Emulated monochrome 512×342 video buffer at FA700/F2700 (1MB Mac memory map) being switched to alternate page using VIA emulation
At this point, we added page switching support to the VIA memory page handler, which is the “Classic Video” hardware abstraction layer to choose active video buffer. The above video demonstrates results of the page-switching test.
The “Fake” ROM
An interesting feature of the original Macintosh system is how the onboard ROM was able to contain majority of features of the operating system, reducing the unpatched code loaded from disk to a minimum. As we attempt to replicate system startup as closely as possible with our architecture, an interesting point came up: On real Mac, the boot process is kicked off by ROM doing a POST hardware check, initializing a bunch of stuff in the memory, and loading a stage 1 boot loader from the disk using the disk and file system drivers in ROM. As our goal is to actually use a virtual file system, we need to have a way to kick-start this filesystem. What we decided to do, is to actually simulate ROM resources, and add our native filesystem driver as a DRVR resource which will be loaded by the device manager, and which file manager will use to actually mount the virtualized disk.

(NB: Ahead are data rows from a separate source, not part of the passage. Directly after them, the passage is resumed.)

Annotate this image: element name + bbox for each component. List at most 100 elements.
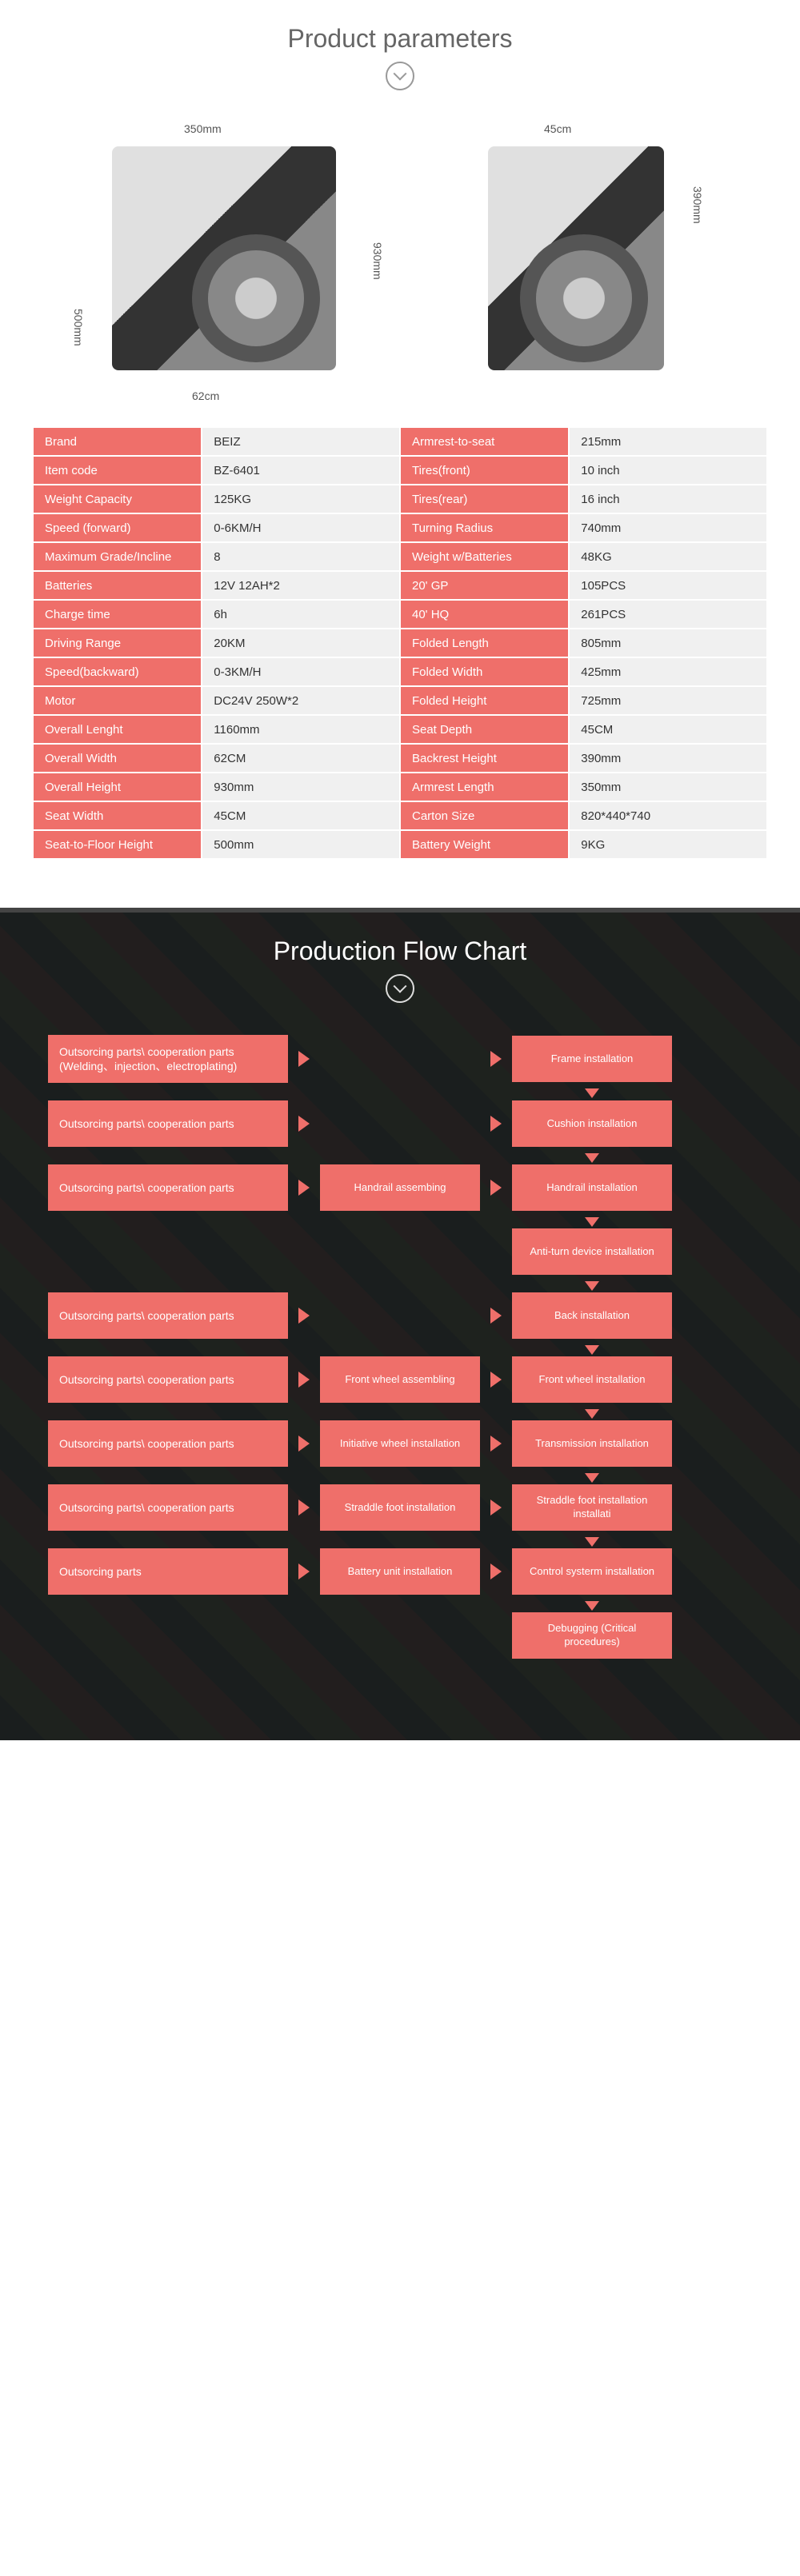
production-flow-section: Production Flow Chart Outsorcing parts\ … [0, 908, 800, 1740]
spec-row: MotorDC24V 250W*2Folded Height725mm [34, 687, 766, 714]
flow-row: Outsorcing parts\ cooperation parts (Wel… [48, 1035, 752, 1083]
arrow-down-icon [585, 1217, 599, 1227]
spec-value: 350mm [570, 773, 766, 801]
product-images: 350mm 930mm 500mm 62cm 45cm 390mm [0, 106, 800, 426]
spec-value: 10 inch [570, 457, 766, 484]
spec-value: BZ-6401 [202, 457, 399, 484]
arrow-right-icon [480, 1372, 512, 1388]
spec-label: Item code [34, 457, 201, 484]
spec-label: Armrest Length [401, 773, 568, 801]
spec-value: 0-3KM/H [202, 658, 399, 685]
params-title: Product parameters [0, 0, 800, 62]
spec-row: Batteries12V 12AH*220' GP105PCS [34, 572, 766, 599]
spec-value: 425mm [570, 658, 766, 685]
arrow-down-icon [585, 1345, 599, 1355]
flow-right-box: Debugging (Critical procedures) [512, 1612, 672, 1659]
spec-value: 215mm [570, 428, 766, 455]
flow-mid-box: Front wheel assembling [320, 1356, 480, 1403]
flow-title: Production Flow Chart [0, 913, 800, 974]
spec-row: Seat-to-Floor Height500mmBattery Weight9… [34, 831, 766, 858]
flow-mid-box: Initiative wheel installation [320, 1420, 480, 1467]
arrow-right-icon [288, 1308, 320, 1324]
spec-value: 62CM [202, 745, 399, 772]
flow-row: Outsorcing parts\ cooperation parts Initi… [48, 1420, 752, 1467]
arrow-right-icon [480, 1308, 512, 1324]
spec-label: Armrest-to-seat [401, 428, 568, 455]
spec-value: 125KG [202, 485, 399, 513]
flow-right-box: Control systerm installation [512, 1548, 672, 1595]
spec-value: 930mm [202, 773, 399, 801]
spec-row: Overall Height930mmArmrest Length350mm [34, 773, 766, 801]
spec-value: 500mm [202, 831, 399, 858]
dim-rear-top: 45cm [544, 122, 571, 135]
spec-row: BrandBEIZArmrest-to-seat215mm [34, 428, 766, 455]
spec-value: 740mm [570, 514, 766, 541]
dim-rear-height: 390mm [691, 186, 704, 224]
arrow-down-icon [585, 1153, 599, 1163]
spec-value: 45CM [570, 716, 766, 743]
spec-label: Overall Height [34, 773, 201, 801]
spec-row: Speed(backward)0-3KM/HFolded Width425mm [34, 658, 766, 685]
spec-value: BEIZ [202, 428, 399, 455]
spec-label: 20' GP [401, 572, 568, 599]
spec-row: Item codeBZ-6401Tires(front)10 inch [34, 457, 766, 484]
spec-value: 16 inch [570, 485, 766, 513]
spec-label: Speed(backward) [34, 658, 201, 685]
spec-label: Maximum Grade/Incline [34, 543, 201, 570]
flow-right-box: Back installation [512, 1292, 672, 1339]
flow-row: Anti-turn device installation [48, 1228, 752, 1275]
spec-label: Motor [34, 687, 201, 714]
spec-label: Charge time [34, 601, 201, 628]
spec-value: 8 [202, 543, 399, 570]
spec-label: Carton Size [401, 802, 568, 829]
spec-value: 0-6KM/H [202, 514, 399, 541]
flow-row: Outsorcing parts\ cooperation partsBack … [48, 1292, 752, 1339]
flow-left-box: Outsorcing parts\ cooperation parts [48, 1420, 288, 1467]
dim-side-height: 930mm [371, 242, 384, 280]
arrow-right-icon [288, 1180, 320, 1196]
arrow-right-icon [480, 1116, 512, 1132]
flow-row: Outsorcing parts\ cooperation partsStrad… [48, 1484, 752, 1531]
spec-value: 261PCS [570, 601, 766, 628]
arrow-right-icon [480, 1051, 512, 1067]
flow-grid: Outsorcing parts\ cooperation parts (Wel… [0, 1019, 800, 1692]
arrow-right-icon [288, 1051, 320, 1067]
arrow-right-icon [288, 1500, 320, 1516]
flow-row: Outsorcing parts\ cooperation partsFront… [48, 1356, 752, 1403]
dim-side-leg: 500mm [72, 309, 85, 346]
spec-label: Battery Weight [401, 831, 568, 858]
spec-table: BrandBEIZArmrest-to-seat215mmItem codeBZ… [32, 426, 768, 860]
spec-label: Weight w/Batteries [401, 543, 568, 570]
spec-label: Folded Height [401, 687, 568, 714]
arrow-right-icon [480, 1564, 512, 1580]
spec-label: Tires(front) [401, 457, 568, 484]
spec-label: Batteries [34, 572, 201, 599]
spec-value: 1160mm [202, 716, 399, 743]
dim-side-width: 62cm [192, 389, 219, 402]
spec-value: 6h [202, 601, 399, 628]
spec-label: Seat-to-Floor Height [34, 831, 201, 858]
flow-right-box: Transmission installation [512, 1420, 672, 1467]
flow-row: Outsorcing partsBattery unit installatio… [48, 1548, 752, 1595]
spec-label: Speed (forward) [34, 514, 201, 541]
spec-row: Driving Range20KMFolded Length805mm [34, 629, 766, 657]
flow-right-box: Frame installation [512, 1036, 672, 1082]
spec-value: 9KG [570, 831, 766, 858]
spec-label: Backrest Height [401, 745, 568, 772]
spec-value: 725mm [570, 687, 766, 714]
arrow-right-icon [480, 1436, 512, 1452]
flow-row: Outsorcing parts\ cooperation partsCushi… [48, 1100, 752, 1147]
wheelchair-side-view: 350mm 930mm 500mm 62cm [72, 122, 376, 394]
flow-left-box: Outsorcing parts\ cooperation parts [48, 1164, 288, 1211]
spec-label: Driving Range [34, 629, 201, 657]
spec-label: Weight Capacity [34, 485, 201, 513]
spec-label: Turning Radius [401, 514, 568, 541]
arrow-down-icon [585, 1409, 599, 1419]
flow-right-box: Straddle foot installation installati [512, 1484, 672, 1531]
flow-right-box: Cushion installation [512, 1100, 672, 1147]
spec-label: Brand [34, 428, 201, 455]
spec-value: 45CM [202, 802, 399, 829]
chevron-down-icon [386, 974, 414, 1003]
spec-value: 105PCS [570, 572, 766, 599]
product-parameters-section: Product parameters 350mm 930mm 500mm 62c… [0, 0, 800, 908]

Another benefit of the “Fake” ROM is, that it provides us with neat place to store the UPP records for our trap handlers. As trap dispatch tables contain only 32-bit pointers to the handlers, which for native calls only point to the UPP records, we could now install these dynamically into the “ROM” address space, with additional benefit that if any curious applications would snoop for the address of trap handlers, they would to be above ROMBase, like on a real Mac.
The “Fake” ROM format follows closely the one used by Apple, with the exception that we only use the ROM resources, and preallocate a certain size of image for the UPP records. Thanks to this, we were able to start implementation of first parts of Resource Manager support, starting with creation of ROZ (ROM resource zone), which is created inside system zone to hold the master pointers and resource map which are “mapped” to the ROM space using a very weird and clever hack like on real Mac
A fun fact: A Mac can have multiple types (24 vs 32 bits) of zones active at once – The ROM has resources formatted either to 24 or 32 bits, but as the ROM cannot be changed when the 32-bit mode is toggled on real Mac using the Memory control panel, the ROZ will always be in the format for which ROM resources were created for.
Debug dump of the “mapped” ROM resource map in Xcode, with Hex dump in 0xED shown below
For now, we just use the “fake” ROM to hold fonts and cursors, adding more stuff there as needed.